A passage from the book of the prophet Ezekiel condemns the same kind of hubris. There we read that the prophet reinterpreted elements of Genesis’ story of sin in his condemnation of the prince of the ancient Phoenician city Tyre. The prince’s successes in trading led him to think too highly of himself. This excessive pride resulted in violence and exploitation: 

Because you are haughty of heart, 

you say, "I am a god! 

I sit on a god's throne in the heart of the sea!" 

But you are a man, not a god; 

yet you pretend you are a god at heart! 

Ezek 28:2

His hubris led to his downfall:

Then, face to face with your killers, 

will you still say, "I am a god"? 

No, you are a man, not a god, 

handed over to those who slay you. 

Ezek 28:9 

When we read this first creation account in this way, we discover that human beings are not autonomous sovereigns of the natural world who were granted a license to exploit the earth or tyrannize other creatures, as a literal reading has sometimes claimed.

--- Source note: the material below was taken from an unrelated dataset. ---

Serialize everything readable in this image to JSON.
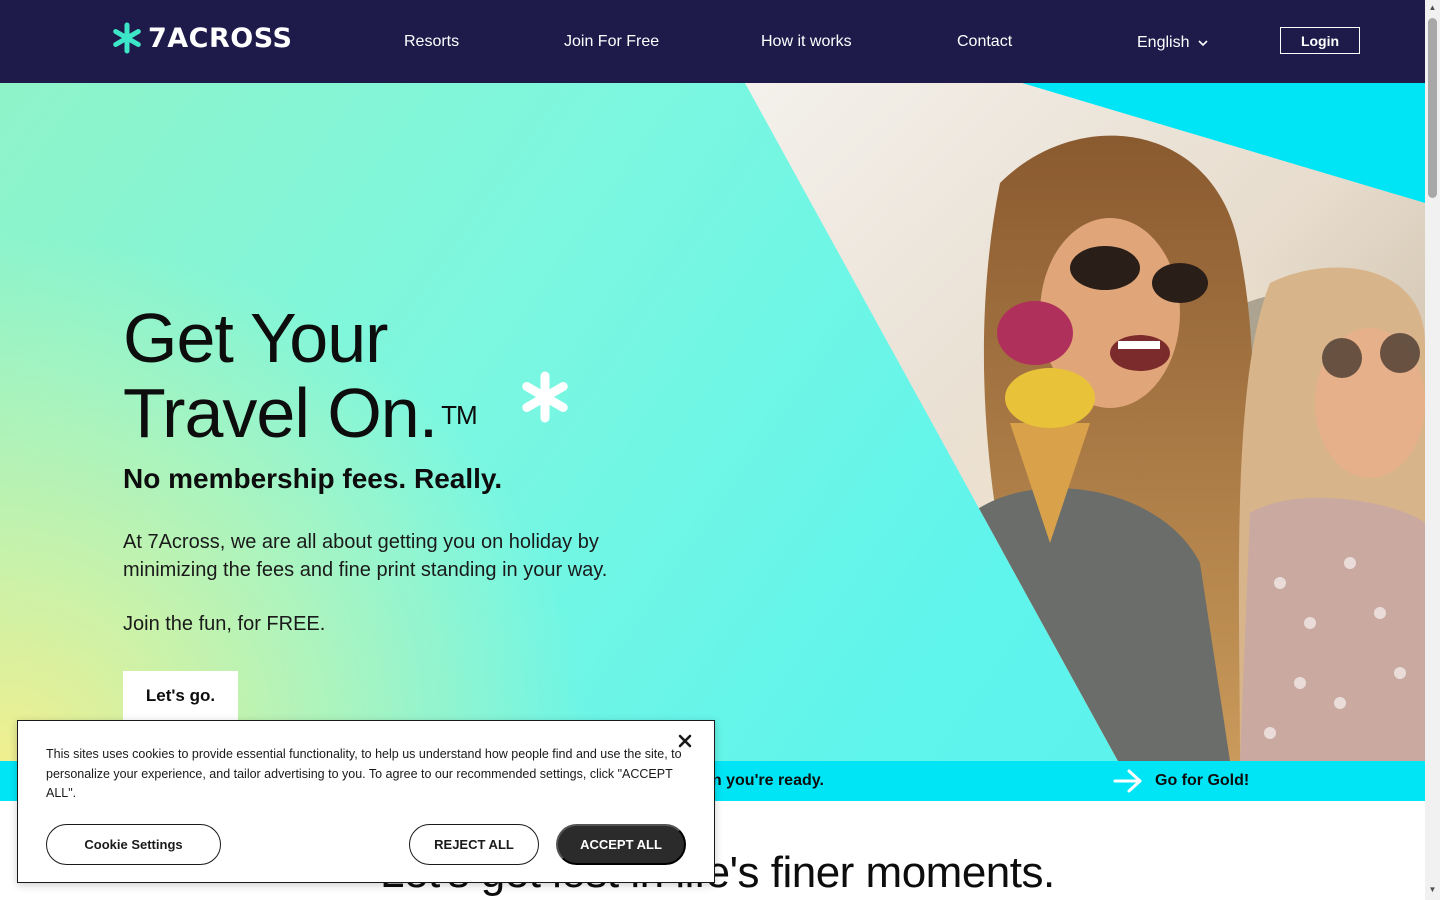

Instead, they were issued a mandate which included serious responsibility for the world of which they were a part, and accountability to the creator for the governance of that world. This way of reading the creation narrative challenges any kind of tyrannical, distorted, or misguided anthropocentrism. Ignorance of or unwillingness to acknowledge the limitations of human governance over the natural world may be at the heart of much of the arrogance many people exhibit today in their attitudes toward the rest of creation. Many still want to "be like God," boasting unconditional authority and unlimited control over other people and over the rest of nature. Temptation to hubris is ever present.